The Climate Emergency is a Health Emergency

The Climate Emergency is a Health Emergency

Views expressed are the writer’s and do not reflect the views of HASA.

By Elsabé Brits

In 2023, the world experienced the hottest global temperatures in over 100,000 years, and heat records were broken on every continent, exposing people worldwide to deadly harm.

The last annual report of the Lancet Countdown on Health and Climate Change reveals the grave and mounting threat to health of further delayed action on climate change, with the world likely to experience a 4.7-fold increase in heat-related deaths by mid-century.

The report also highlights how climate inaction is costing lives and livelihoods today. In 2022, individuals were, on average, exposed to 86 days of health-threatening high temperatures, of which 60% were made at least twice as likely to occur because of human-caused climate change.

Healthcare systems are the first line of defence for protecting people from the growing health harms of the changing climate. But even the current 1.14°C heating puts severe pressure on health services.

Every health dimension tracked by the Lancet Countdown worsens as the climate changes. For the first time, this year’s report provides a disturbing glimpse of what could lie ahead in a heating world.

Under this scenario, projected yearly heat-related deaths will increase by 370% by mid-century, with heat exposure expected to increase the hours of potential labour lost globally by half, including South Africa.

During the past ten years, 94% of children under one were exposed to more heatwave days annually than the equivalent demographic from 1986-2005. Adults over 65 saw a 145% increase across the same time frame. For these two groups, extreme heat can be particularly life-threatening.

The hotter seas are also making coastal brackish waters increasingly suitable for transmitting some Vibrio pathogens. People can contract Vibriosis by eating raw or undercooked seafood or by getting seawater in an open wound. The changing climatic conditions also put more populations at risk of life-threatening infectious diseases like dengue, malaria, and West Nile virus.

Life-threatening infectious diseases may spread further by mid-century.

In 2020, more than 10,000 deaths in South Africa were attributable to small particulates generated by human activities. Of these deaths in 2020, two-thirds were caused by burning fossil fuel. The same year, coal accounted for 90% of the country’s electricity output.

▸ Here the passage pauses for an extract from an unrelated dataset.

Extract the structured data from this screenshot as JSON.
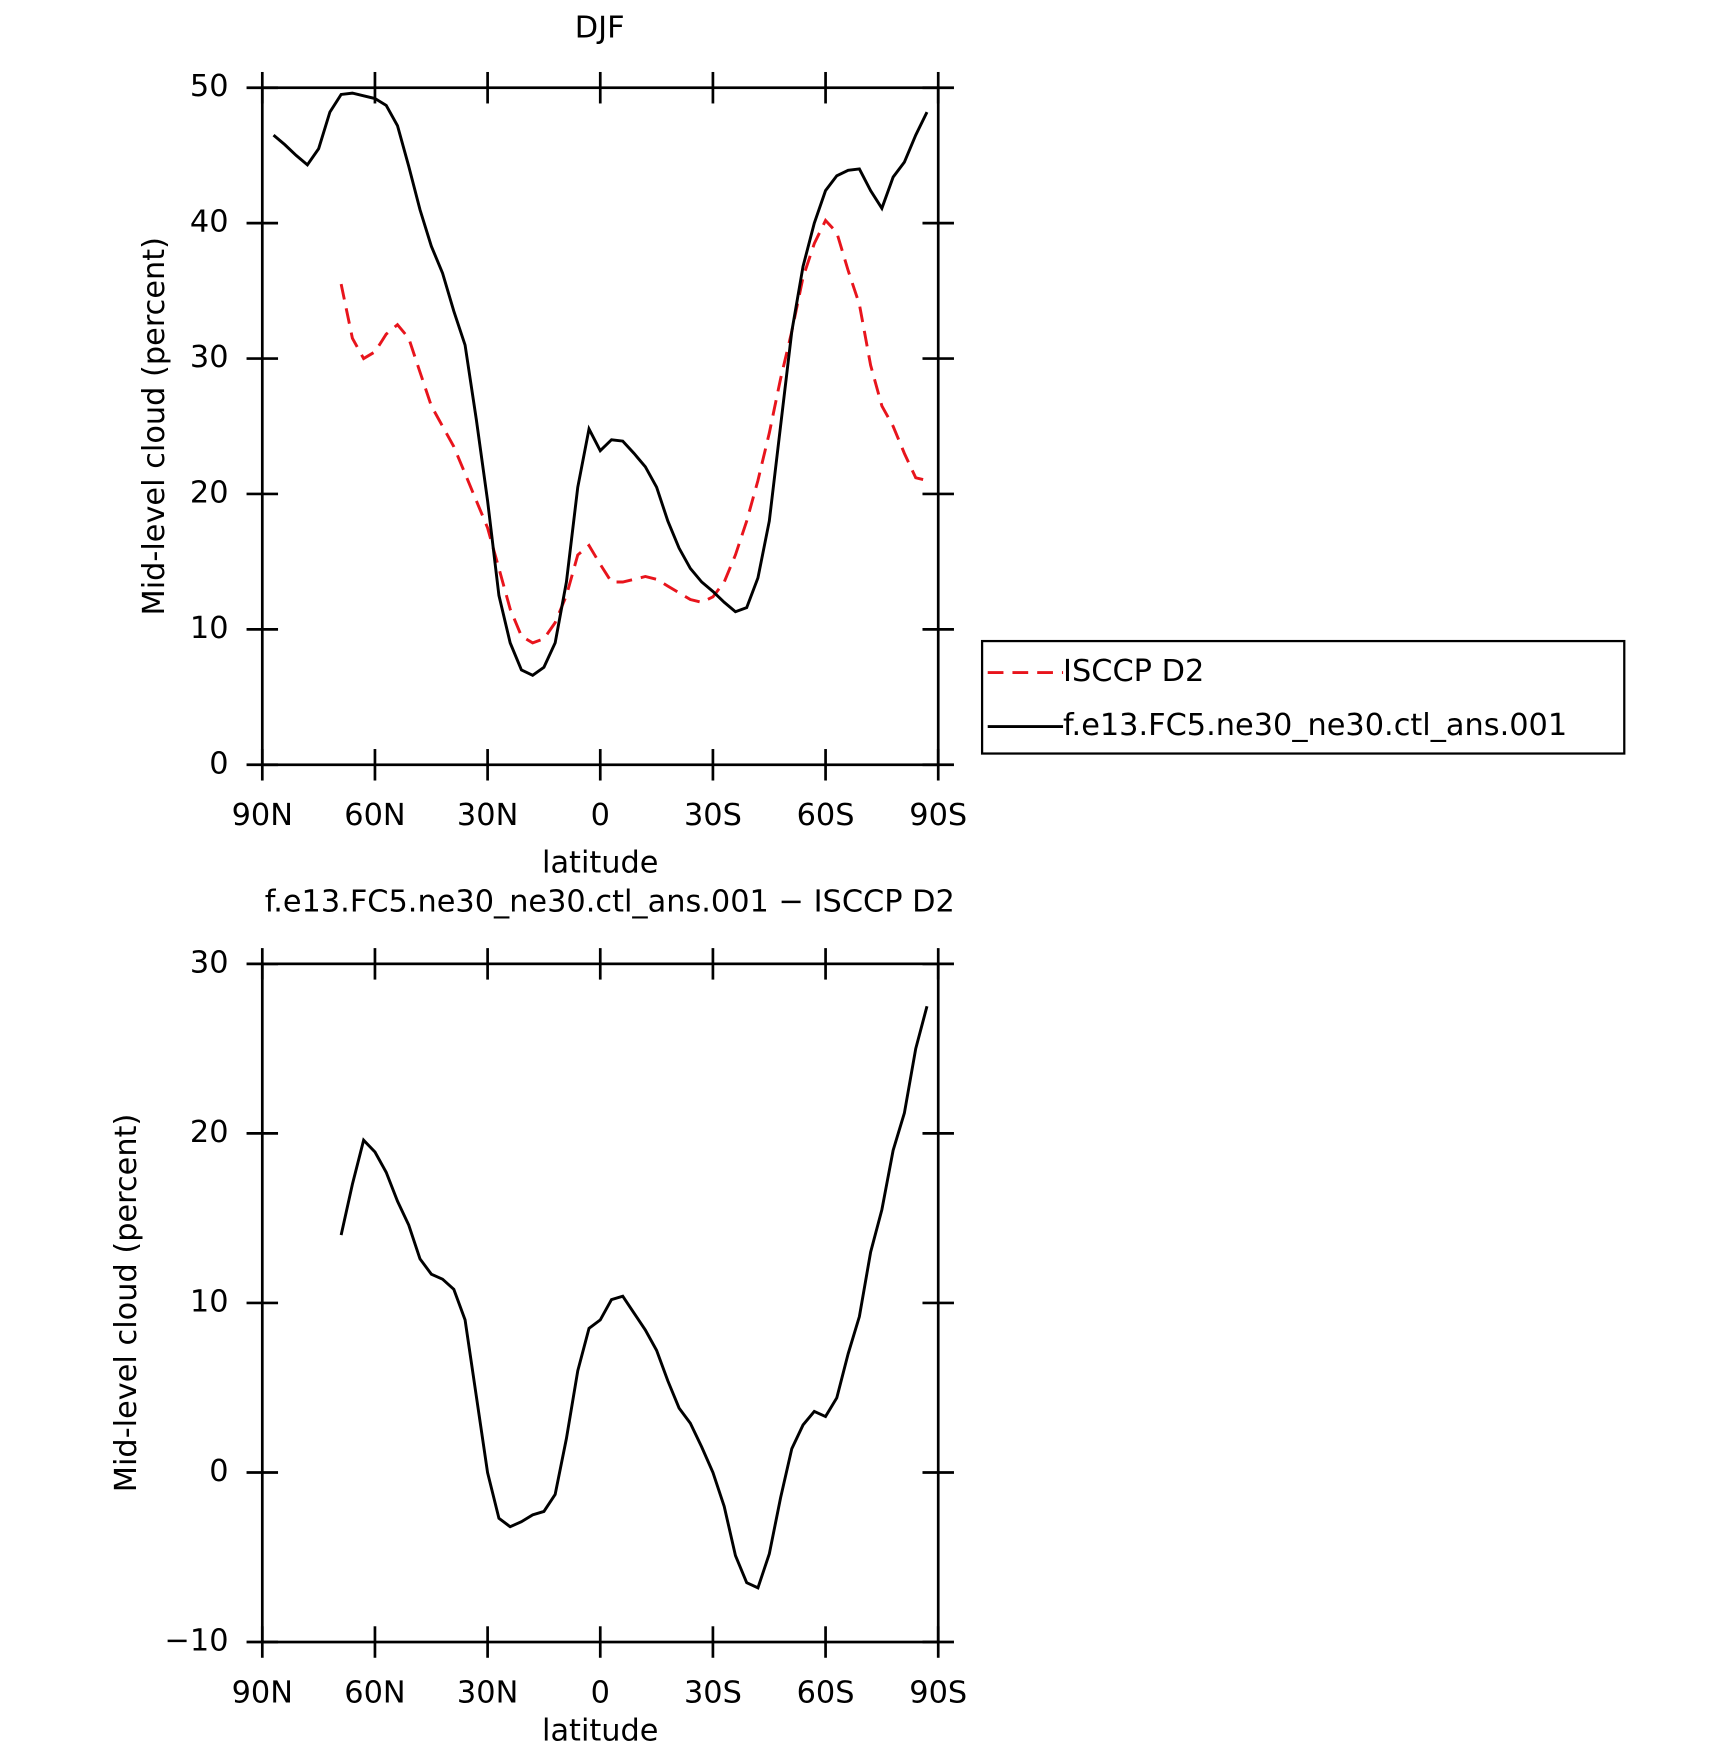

In the face of such dire projections, adaptation alone cannot keep up with the impacts of climate change. “The costs are rapidly becoming unsurmountable,” says Professor Stella Hartinger, Director of the Lancet Countdown Regional Centre for Latin America.

“We must go beyond treating the health symptoms of climate change to focus on primary prevention. The root causes of climate change must be tackled through rapidly accelerating mitigation across all sectors to ensure the magnitude of health hazards do not breach the capacity of health systems to adapt. Unless governments finally start to act on these warnings, things will get much, much worse.”

Despite the scale of the challenges, the report outlines the life-changing health benefits that could come from a health-centred transition to a zero-carbon future that prioritises equity and justice within climate action.

At the heart of this ambition is a commitment to enabling and supporting an accelerated transition to clean energy and energy efficiency in low-income countries.

“Empowering countries to transition from dirty fuels towards local, modern renewable sources of energy, would not only bring immediate health benefits, but also reduce socioeconomic and health inequities, by developing local skills, generating jobs, supporting local economies, and delivering energy to off-grid areas to electrify homes and healthcare facilities, particularly in areas where energy poverty still undermines people’s health and wellbeing”, says Professor Ian Hamilton, Lancet Countdown lead.

Responding to the report’s publication, UN Secretary-General António Guterres says, “Climate breakdown has begun, and humanity is staring down the barrel of an intolerable future. We are already seeing a human catastrophe unfolding, with the health and livelihoods of billions across the world endangered by record-breaking heat, crop-failing droughts, rising levels of hunger, growing infectious disease outbreaks, and deadly storms and floods.

“There is no excuse for our collective inertia. Only powerful and immediate action will limit global temperature rise to 1.5°C and avert the very worst of climate change. The evidence is unequivocal—a just and equitable transition from fossil fuels to renewables together with a global surge in adaptation investment will save millions of lives and help protect the health of everyone on earth.”